Unfortunately, OCD can lead to a sense of shame for those that are affected. As with some disorders not well understood by the public, OCD carries a plethora of social stigmas. Those who have OCD often do not seek treatment and attempt to hide their symptoms. However, this leads to the possibility of worsening symptoms. Ociskova et al. investigated the effect of stigmatization on the severity of an individual’s disorders. They found that mental illness stigma tended to increase the anxiety of patients with OCD5. They also discovered that an increased presence of OCD was associated with an increased probability of social isolation from family members and others.

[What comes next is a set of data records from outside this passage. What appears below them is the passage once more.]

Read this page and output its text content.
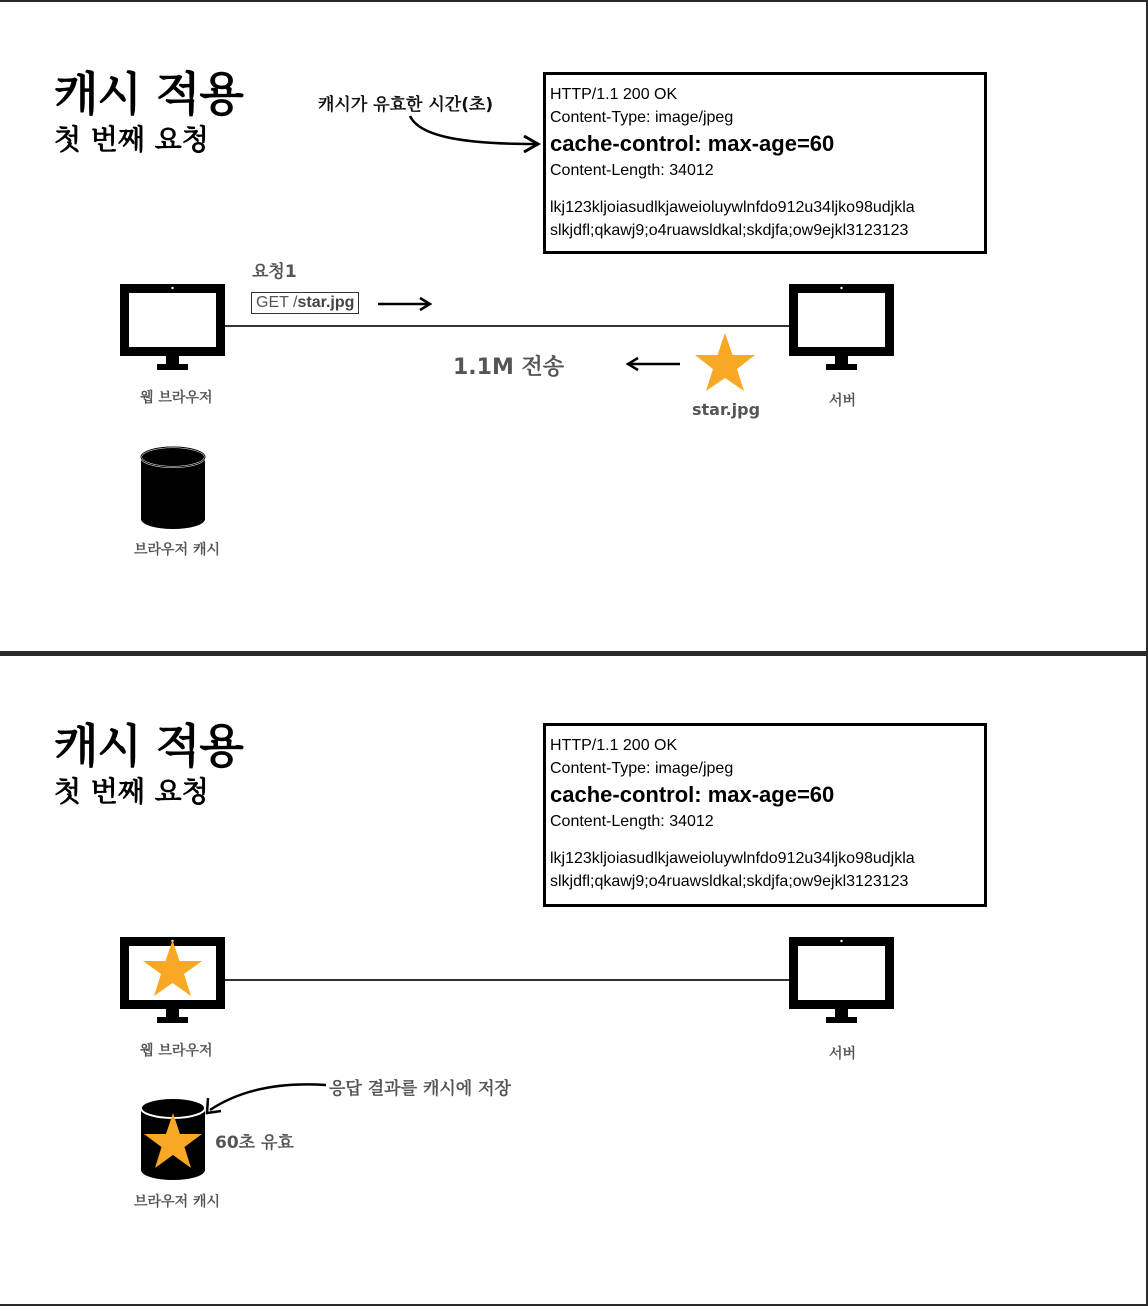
캐시 적용
첫 번째 요청
캐시가 유효한 시간(초)
HTTP/1.1 200 OK
Content-Type: image/jpeg
cache-control: max-age=60
Content-Length: 34012
lkj123kljoiasudlkjaweioluywlnfdo912u34ljko98udjkla
slkjdfl;qkawj9;o4ruawsldkal;skdjfa;ow9ejkl3123123
웹 브라우저	서버
요청1
GET /star.jpg
1.1M 전송
star.jpg
브라우저 캐시
캐시 적용
첫 번째 요청
HTTP/1.1 200 OK
Content-Type: image/jpeg
cache-control: max-age=60
Content-Length: 34012
lkj123kljoiasudlkjaweioluywlnfdo912u34ljko98udjkla
slkjdfl;qkawj9;o4ruawsldkal;skdjfa;ow9ejkl3123123
웹 브라우저	서버
응답 결과를 캐시에 저장
60초 유효
브라우저 캐시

Treatments for OCD vary. One modern treatment consists of serotonergic antidepressants, which are composed of clomipramine and selective serotonin reuptake inhibitors. Current research shows that intravenous clomipramine has proven more effective than its oral counterpart6. Other studies have demonstrated the effectiveness of cognitive-behavioral therapy (CBT) as a means of treatment. CBT proved to be more effective in instances in which the administration of serotonin reuptake inhibitors was not an effective means of treatment.

OCD is a very critical and crippling disorder that affects 3.3 million Americans. Further studies are crucial to understanding OCD and other anxiety disorders7. Although treatment is available, the stigma of having an anxiety disorder can worsen matters for an individual with OCD, or even cause them to not seek treatment. Understanding OCD as a real disorder and helping the millions of individuals suffering from it can hopefully eradicate the social stigma surrounding the disease. While you may not be able to see the direct results of OCD displayed by affected individuals, this doesn’t mean that they are not suffering.


  1. Facts & statistics. Anxiety and Depression Association of America, ADAA. Retrieved from http://www.adaa.org/about-adaa/press-room/facts-statistics (n.d.).
  2. National Institute of Mental Health. Obsessive-Compulsive Disorder, OCD. Retrieved from http://www.nimh.nih.gov/health/topics/obsessive-compulsive-disorder-ocd/index.shtml (n.d.).
  3. Obsessive compulsive disorder (OCD) research clinic. Psychiatry.yale.edu. Retrieved from http://psychiatry.yale.edu/research/programs/clinical_people/ocd.aspx (2013).
  4. Nikolova, Y. et al. Beyond genotype: serotonin transporter epigenetic modification predicts human brain function. Nature Neuroscience, 17(9), 1153–1155 (2014).
  5. Ociskova, M. et al. Obsessive compulsive disorder and stigmatization. Act Nerv Super Rediviva, 55(1-2), 19-26 (2013).